O HOMEM E AS MÁSCARAS
Uma grande máscara seqüestra minha atenção. A legenda se perde na intensidade da representação. Distante das veladas intenções, não consigo decifrar os enigmas de uma trama recorrente que não se desenvolve. O homem apropria-se de sucessivas máscaras e já não se constrange com os diferentes personagens. Será que guarda na face os traços inaugurais de suas intenções? Será que mantém a espontaneidade do olhar distante do mundo cênico?

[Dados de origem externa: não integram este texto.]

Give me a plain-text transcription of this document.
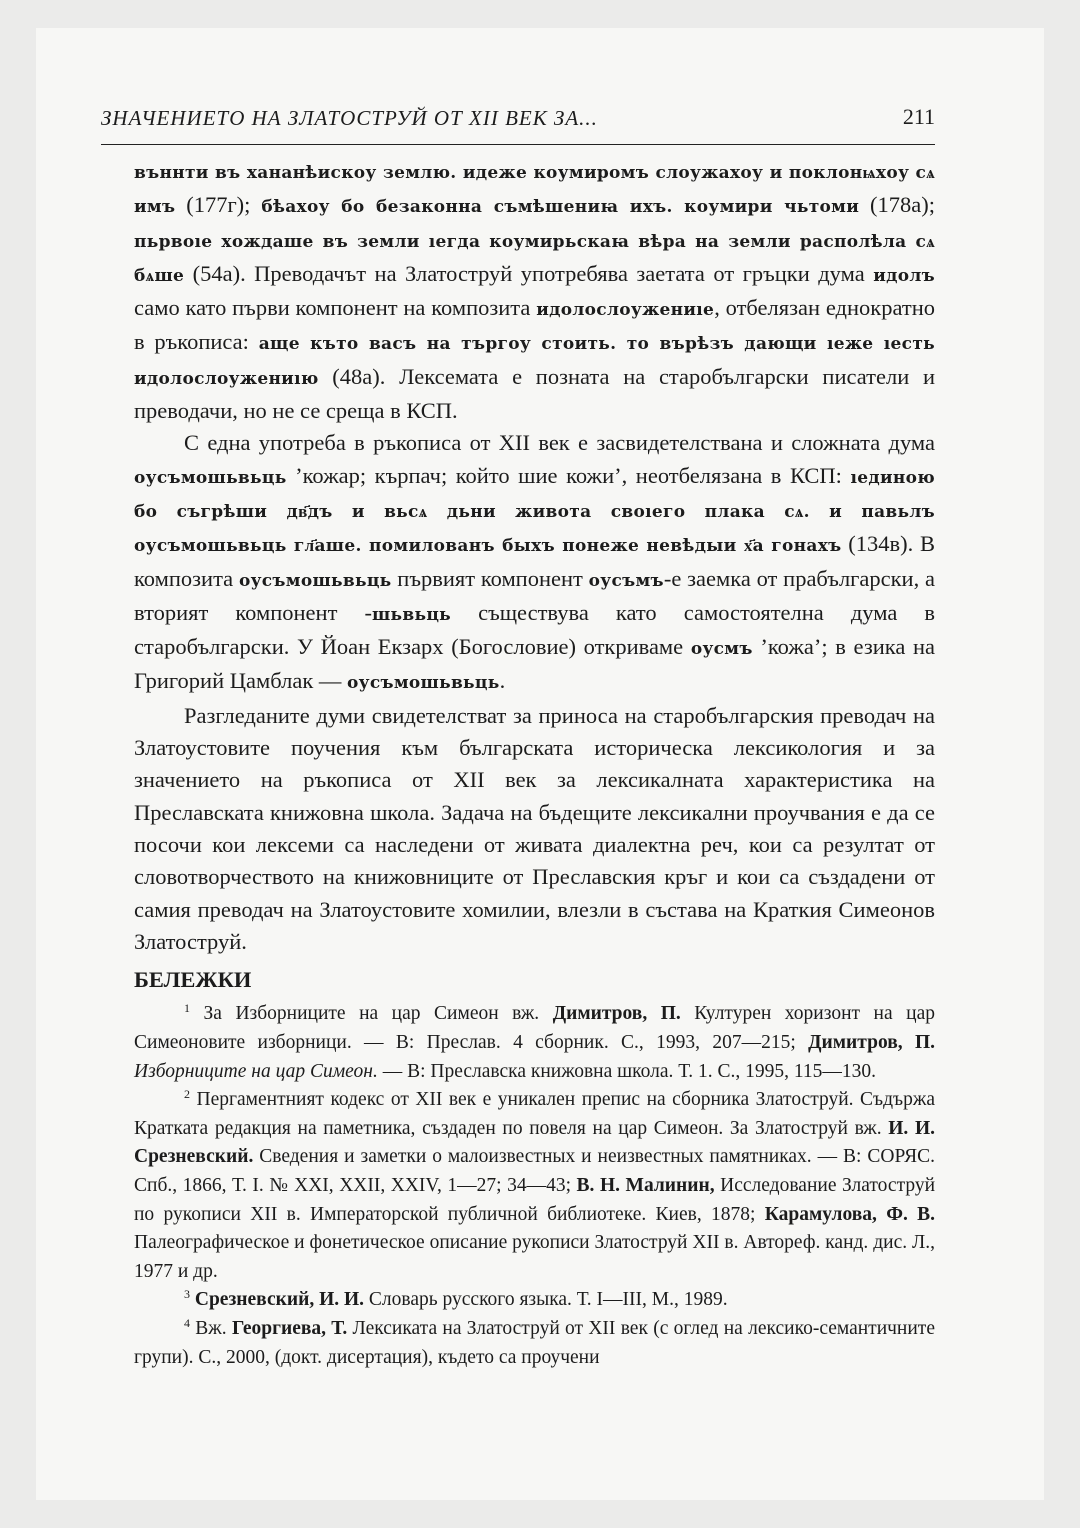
ЗНАЧЕНИЕТО НА ЗЛАТОСТРУЙ ОТ XII ВЕК ЗА...	211

въннти въ хананѣискоу землю. идеже коумиромъ слоужахоу и поклонѩхоу сѧ имъ (177г); бѣахоу бо безаконна съмѣшениꙗ ихъ. коумири чьтоми (178а); пьрвоıе хождаше въ земли ıегда коумирьскаꙗ вѣра на земли располѣла сѧ бѧше (54а). Преводачът на Златоструй употребява заетата от гръцки дума идолъ само като първи компонент на композита идолослоужениıе, отбелязан еднократно в ръкописа: аще къто васъ на търгоу стоить. то върѣзъ дающи ıеже ıесть идолослоужениıю (48а). Лексемата е позната на старобългарски писатели и преводачи, но не се среща в КСП.

С една употреба в ръкописа от XII век е засвидетелствана и сложната дума оусъмошьвьць ’кожар; кърпач; който шие кожи’, неотбелязана в КСП: ıединою бо съгрѣши дв҃дъ и вьсѧ дьни живота своıего плака сѧ. и павьлъ оусъмошьвьць гл҃аше. помилованъ быхъ понеже невѣдыи х҃а гонахъ (134в). В композита оусъмошьвьць първият компонент оусъмъ-е заемка от прабългарски, а вторият компонент -шьвьць съществува като самостоятелна дума в старобългарски. У Йоан Екзарх (Богословие) откриваме оусмъ ’кожа’; в езика на Григорий Цамблак — оусъмошьвьць.

Разгледаните думи свидетелстват за приноса на старобългарския преводач на Златоустовите поучения към българската историческа лексикология и за значението на ръкописа от XII век за лексикалната характеристика на Преславската книжовна школа. Задача на бъдещите лексикални проучвания е да се посочи кои лексеми са наследени от живата диалектна реч, кои са резултат от словотворчеството на книжовниците от Преславския кръг и кои са създадени от самия преводач на Златоустовите хомилии, влезли в състава на Краткия Симеонов Златоструй.

БЕЛЕЖКИ

$^1$ За Изборниците на цар Симеон вж. Димитров, П. Културен хоризонт на цар Симеоновите изборници. — В: Преслав. 4 сборник. С., 1993, 207—215; Димитров, П. Изборниците на цар Симеон. — В: Преславска книжовна школа. Т. 1. С., 1995, 115—130.

$^2$ Пергаментният кодекс от XII век е уникален препис на сборника Златоструй. Съдържа Кратката редакция на паметника, създаден по повеля на цар Симеон. За Златоструй вж. И. И. Срезневский. Сведения и заметки о малоизвестных и неизвестных памятниках. — В: СОРЯС. Спб., 1866, Т. I. № XXI, XXII, XXIV, 1—27; 34—43; В. Н. Малинин, Исследование Златоструй по рукописи XII в. Императорской публичной библиотеке. Киев, 1878; Карамулова, Ф. В. Палеографическое и фонетическое описание рукописи Златоструй XII в. Автореф. канд. дис. Л., 1977 и др.

$^3$ Срезневский, И. И. Словарь русского языка. Т. I—III, М., 1989.

$^4$ Вж. Георгиева, Т. Лексиката на Златоструй от XII век (с оглед на лексико-семантичните групи). С., 2000, (докт. дисертация), където са проучени
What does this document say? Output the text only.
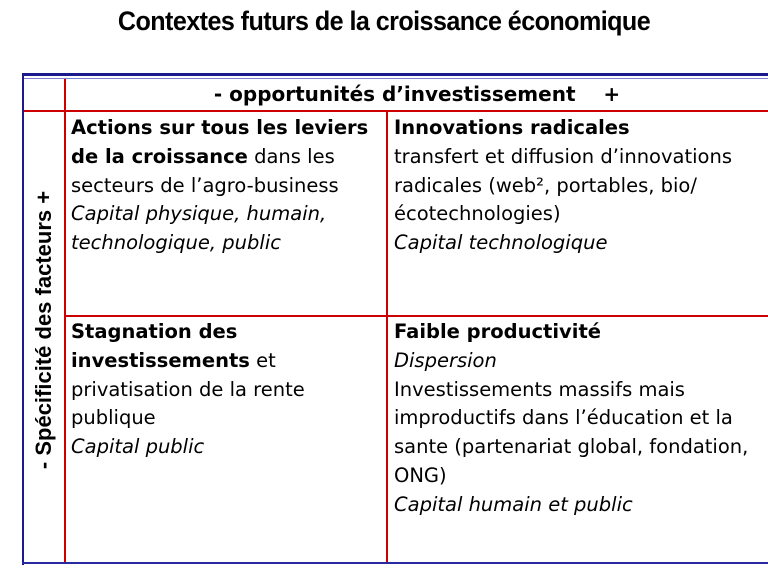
Contextes futurs de la croissance économique
- opportunités d’investissement    +
- Spécificité des facteurs +
Actions sur tous les leviers de la croissance dans les secteurs de l’agro-business
Capital physique, humain, technologique, public
Innovations radicales
transfert et diffusion d’innovations radicales (web², portables, bio/écotechnologies)
Capital technologique
Stagnation des investissements et privatisation de la rente publique
Capital public
Faible productivité
Dispersion
Investissements massifs mais improductifs dans l’éducation et la sante (partenariat global, fondation, ONG)
Capital humain et public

Mudam as feições, manipulam as expressões que marcam a participação dos intérpretes, mas as impressões digitais que sustentam os disfarces trazem a lume as contradições da realidade, os desencantos e as ilusões... Lembro-me dos inúmeros capítulos dedicados às máscaras no livro Manual Mínimo do Ator de Dario Fo e sinto a veracidade de sua afirmação: “Em um primeiro momento, o uso da máscara provoca um certo incômodo, mas depois – é incrível, para mim há algo de milagroso no fato – consegue-se ver e agir com mais desenvoltura do que estando com o rosto completamente livre.” Resta a angústia de retirar a máscara e não reconhecer o próprio rosto, cicatrizar no presente a sensação de que parte de si ficou grudada à representação e que perdeu o sentido na solidão de um pensamento. Resta a inquietação de não distinguir a realidade das representações do espetáculo e esperar que num próximo ato alguma máscara decifre a coerência de um presente mais semelhante com o que foi divulgado no passado. Uma nova notícia manipula as errantes emoções. Um misterioso pianista surge do nada, sem qualquer etiqueta ou documento, sem fala e aparentemente assustado com uma pequena criança... Abrigado num hospital psiquiátrico não se comunica em nenhum idioma. Só a música preenche o desconhecido de confiança e fascina as pessoas próximas que se assustam com o vasto repertório. As cortinas se fecham após a pequena apresentação e resta um enredo a ser desvendado... Uma crise nervosa de um músico sem máscaras num mundo de representações? Um novo Kaspar Hauser? Ou um ousado golpe publicitário? Máscaras... Novamente recorro aos ensinamentos de Dario Fo e compreendo as implicações do uso continuado do disfarce e suas restrições: “A máscara impõe uma condição especial: não se deve tocá-la. Já vestida sobre o rosto, assim que é tocada, desaparece. A máscara parece contaminada, torna-se um acessório repulsivo. A mão sobre a máscara é um ato deletério, insuportável.” O uso da primeira máscara repleta de digitais está condenado. O personagem não surpreende. O espetáculo se perde num desgastado texto. O elenco ainda está marcado com as alegorias de manifestações que destoam das mais exigentes apresentações oficiais. A segunda, talvez uma ausência, uma fisionomia assustada quase selvagem, prende a atenção na universalidade da música e na fragilidade da razão humana que se dissipa de repente refletida em cada um dos espectadores.